Through The Olive Trees- Abbas Kiarostami Jun 2026

Tahereh, conversely, refuses to speak to him directly. When the director (playing a version of Kiarostami) calls "Cut," she retreats into stony silence. Her only line in the film that addresses Hossein personally is whispered so quietly that the crew cannot hear it. We, the audience, are left to guess what she says.

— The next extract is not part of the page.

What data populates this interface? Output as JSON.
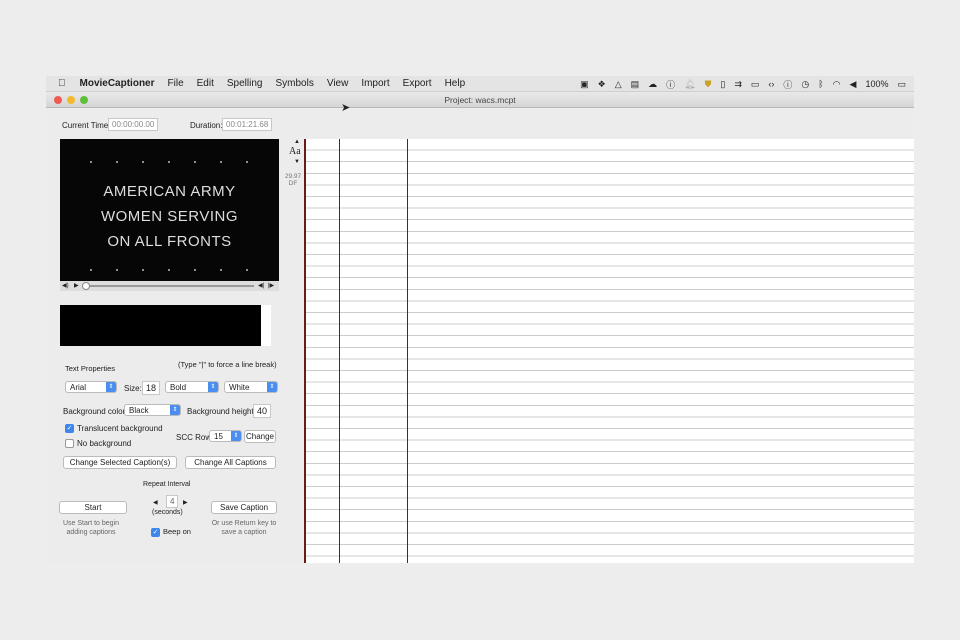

The film’s greatest structural trick is its nesting-doll complexity. Through the Olive Trees is a film about the making of a film ( And Life Goes On... ), which itself was a film about the search for the child actors from Where Is the Friend’s House? . This layering is not pretentious; it is profoundly humane. It forces you to constantly recalibrate what is “real.” Through the olive trees- Abbas Kiarostami

: The film opens with an actor addressing the camera, identifying himself as the person playing the "director," immediately blurring the lines between documentary and fiction. Tahereh, conversely, refuses to speak to him directly

Through the Olive Trees is streaming on The Criterion Channel and is available on Blu-ray. It is rated Not Rated (suitable for all audiences, though younger viewers may find its pace challenging). For those new to Kiarostami, it is recommended to watch Where Is the Friend's House? first, though Through the Olive Trees stands magnificently alone as a testament to the stubborn, beautiful, heartbreaking act of trying to turn life into art. We, the audience, are left to guess what she says

This scene is a treatise on the ethics of representation. Kiarostami forces us to ask: Where is the real truth? Is it in the scripted line, or in the refusal to say it? Is Tahereh a bad actress, or is she the most authentic person in the frame? By refusing to perform intimacy, she becomes more real to us than any professional actor could be. Kiarostami loves his non-professional actors because they carry the weight of their lives, their traumas, and their biases into the frame. You cannot direct that out of them. You can only film the gap between the script and the soul.